I've written several posts about the opening on the House Appropriations Committee that came from Rep. Roger Wicker's (R-MS) appointment to the Senate to fill Trent Lott's open seat. The House GOP had an opportunity to ensure that their commitment to end pork-barrel spending got taken seriously by appointing a porkbuster to the post. Jeff Flake would have delivered that message, as his record on earmark reform is unmistakable.
Rep. Jo Bonner (R-Ala.) has been selected to fill the appropriations panel seat vacated by ex-Rep. Roger Wicker (R-Miss.), several GOP sources said Thursday.
GOP leaders faced a pool of seven House lawmakers, including the chairman of the House campaign committee who ran against two politically vulnerable members, and Rep.
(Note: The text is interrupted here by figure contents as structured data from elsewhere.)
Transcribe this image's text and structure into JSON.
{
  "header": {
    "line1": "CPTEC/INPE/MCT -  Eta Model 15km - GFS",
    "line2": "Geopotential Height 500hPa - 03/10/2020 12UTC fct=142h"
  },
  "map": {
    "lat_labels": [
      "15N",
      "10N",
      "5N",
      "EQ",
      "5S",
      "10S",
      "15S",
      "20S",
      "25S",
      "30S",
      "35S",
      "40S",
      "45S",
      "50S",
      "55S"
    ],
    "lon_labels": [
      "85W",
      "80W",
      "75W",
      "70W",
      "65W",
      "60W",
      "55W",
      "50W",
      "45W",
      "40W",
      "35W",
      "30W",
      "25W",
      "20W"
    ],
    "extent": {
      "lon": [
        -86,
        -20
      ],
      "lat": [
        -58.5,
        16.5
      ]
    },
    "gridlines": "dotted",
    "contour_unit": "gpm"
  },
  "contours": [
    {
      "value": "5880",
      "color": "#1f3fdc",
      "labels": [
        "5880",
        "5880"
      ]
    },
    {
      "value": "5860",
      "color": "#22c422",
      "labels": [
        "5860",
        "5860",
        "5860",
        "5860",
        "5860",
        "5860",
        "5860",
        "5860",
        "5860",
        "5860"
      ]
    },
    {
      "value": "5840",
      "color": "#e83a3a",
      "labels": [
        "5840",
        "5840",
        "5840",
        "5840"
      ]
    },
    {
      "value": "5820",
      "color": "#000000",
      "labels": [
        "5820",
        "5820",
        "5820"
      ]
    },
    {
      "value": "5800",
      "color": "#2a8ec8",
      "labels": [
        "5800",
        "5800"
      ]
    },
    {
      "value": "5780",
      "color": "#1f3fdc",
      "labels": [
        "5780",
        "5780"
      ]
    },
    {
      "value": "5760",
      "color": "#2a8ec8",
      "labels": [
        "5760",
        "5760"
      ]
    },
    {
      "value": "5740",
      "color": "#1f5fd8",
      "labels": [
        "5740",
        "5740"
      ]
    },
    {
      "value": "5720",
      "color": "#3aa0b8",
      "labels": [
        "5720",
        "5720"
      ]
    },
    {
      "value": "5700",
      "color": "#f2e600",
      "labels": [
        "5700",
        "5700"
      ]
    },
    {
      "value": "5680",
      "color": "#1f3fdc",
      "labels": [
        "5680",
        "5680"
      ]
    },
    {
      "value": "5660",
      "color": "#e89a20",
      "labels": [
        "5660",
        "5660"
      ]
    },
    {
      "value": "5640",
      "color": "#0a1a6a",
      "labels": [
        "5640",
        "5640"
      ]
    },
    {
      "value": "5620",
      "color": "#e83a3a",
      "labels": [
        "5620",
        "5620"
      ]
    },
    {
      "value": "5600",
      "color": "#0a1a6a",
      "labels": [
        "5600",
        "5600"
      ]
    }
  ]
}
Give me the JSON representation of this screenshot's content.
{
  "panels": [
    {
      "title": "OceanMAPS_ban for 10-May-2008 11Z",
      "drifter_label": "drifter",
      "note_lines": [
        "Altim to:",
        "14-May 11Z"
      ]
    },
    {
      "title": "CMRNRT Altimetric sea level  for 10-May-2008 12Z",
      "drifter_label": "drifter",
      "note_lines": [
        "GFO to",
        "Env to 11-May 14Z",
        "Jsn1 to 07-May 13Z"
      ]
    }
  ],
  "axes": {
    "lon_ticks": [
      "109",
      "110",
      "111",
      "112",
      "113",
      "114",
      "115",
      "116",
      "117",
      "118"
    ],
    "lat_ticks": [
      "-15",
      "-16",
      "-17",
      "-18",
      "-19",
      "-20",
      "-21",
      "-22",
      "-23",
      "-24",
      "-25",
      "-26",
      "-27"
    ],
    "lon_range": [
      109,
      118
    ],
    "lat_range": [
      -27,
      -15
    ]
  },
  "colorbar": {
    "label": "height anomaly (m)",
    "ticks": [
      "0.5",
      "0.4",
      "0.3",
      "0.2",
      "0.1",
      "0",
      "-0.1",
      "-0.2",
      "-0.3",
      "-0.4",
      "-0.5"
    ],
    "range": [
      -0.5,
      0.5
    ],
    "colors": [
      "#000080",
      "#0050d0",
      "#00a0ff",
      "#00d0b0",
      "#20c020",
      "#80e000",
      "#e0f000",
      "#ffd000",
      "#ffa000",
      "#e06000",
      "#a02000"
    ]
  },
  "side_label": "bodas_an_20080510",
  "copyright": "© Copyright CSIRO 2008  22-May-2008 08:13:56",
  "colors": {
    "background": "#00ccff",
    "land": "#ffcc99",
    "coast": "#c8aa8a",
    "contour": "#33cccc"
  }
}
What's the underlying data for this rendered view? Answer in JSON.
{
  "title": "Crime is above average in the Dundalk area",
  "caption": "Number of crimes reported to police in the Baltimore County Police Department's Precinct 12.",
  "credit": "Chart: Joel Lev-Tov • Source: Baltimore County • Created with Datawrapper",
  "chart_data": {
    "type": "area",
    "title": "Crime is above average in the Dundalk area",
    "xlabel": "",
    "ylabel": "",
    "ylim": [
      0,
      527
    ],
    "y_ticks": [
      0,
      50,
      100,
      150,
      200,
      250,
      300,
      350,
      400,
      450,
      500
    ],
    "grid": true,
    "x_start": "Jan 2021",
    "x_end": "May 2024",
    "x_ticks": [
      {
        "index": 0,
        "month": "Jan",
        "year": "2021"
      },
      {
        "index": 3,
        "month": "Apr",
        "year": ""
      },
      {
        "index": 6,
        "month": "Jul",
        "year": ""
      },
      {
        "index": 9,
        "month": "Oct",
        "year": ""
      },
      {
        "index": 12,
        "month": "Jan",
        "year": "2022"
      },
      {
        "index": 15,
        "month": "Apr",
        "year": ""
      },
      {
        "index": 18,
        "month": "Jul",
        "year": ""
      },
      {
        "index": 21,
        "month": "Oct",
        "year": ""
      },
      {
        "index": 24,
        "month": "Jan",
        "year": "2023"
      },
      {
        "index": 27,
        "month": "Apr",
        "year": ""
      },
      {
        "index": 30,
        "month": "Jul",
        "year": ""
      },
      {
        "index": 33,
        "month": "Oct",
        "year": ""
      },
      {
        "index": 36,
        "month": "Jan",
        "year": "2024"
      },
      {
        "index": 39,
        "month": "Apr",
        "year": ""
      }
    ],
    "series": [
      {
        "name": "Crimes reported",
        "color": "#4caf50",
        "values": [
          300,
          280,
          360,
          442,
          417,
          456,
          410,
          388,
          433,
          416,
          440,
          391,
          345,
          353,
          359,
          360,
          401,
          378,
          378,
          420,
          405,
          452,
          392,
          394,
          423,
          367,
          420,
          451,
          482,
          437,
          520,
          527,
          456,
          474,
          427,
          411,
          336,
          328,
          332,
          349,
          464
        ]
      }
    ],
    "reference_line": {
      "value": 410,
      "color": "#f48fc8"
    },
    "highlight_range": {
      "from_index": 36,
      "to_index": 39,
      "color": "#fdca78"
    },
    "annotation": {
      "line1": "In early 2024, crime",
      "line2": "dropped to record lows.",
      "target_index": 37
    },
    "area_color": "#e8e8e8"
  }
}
Jeff Flake (R-Ariz.), who was backed by the anti-earmark community and conservative blogs.
Bonner’s selection is a safe move, given his membership in the conservative Republican Study Committee and that he is filling a seat vacated by a fellow southerner.
Bonner has a 2% rating from the Club for Growth on its RePork Card. That means that Bonner voted for 1 out of 50 pork reform bills in 2007. Bonner is no stranger to earmarking. While totals are difficult to come by, thanks to the 110th Congress' rulebreaking on earmark transparency,he has at least $4.5 million in earmarks in the defense bill and a half-million in the Labor/HHS/Education appropriation as well.
House Majority Leader John Boehner noted that Bonner supports a moratorium on earmarks, as well as the unilateral reforms that the GOP caucus has promulgated for this year's budget process. The moratorium only comes into effect, however, if the Democrats agree to it. Except for a high-profile endorsement from the very liberal Henry Waxman (D-CA), the Democrats have taken a pass. The House Republican caucus has rejected a unilateral moratorium, which leaves Bonner free to pursue earmarks -- and worse, keeps a real watchdog off of the Appropriations panel.
The House GOP caucus has a tough election year ahead. If they want a message that gives voters a reason to vote for Republicans rather than just against Democrats, they could do a lot worse than to campaign on ending the source of personal corruption on Capitol Hill. That will take real risk and real courage by unilaterally declaring that the Republican Party will no longer participate in the earmarking process that buys contributors and illegitimately extends federal power, and in appointing activists to key positions to make sure that earmarks get opposed all the way through the process.
They could win with these kinds of bold moves. The half-measures they have offered thus far will not impress enough people to carry them to victory. The appointment of Jo Bonner doesn't even qualify as a half-measure, but looks like business as usual.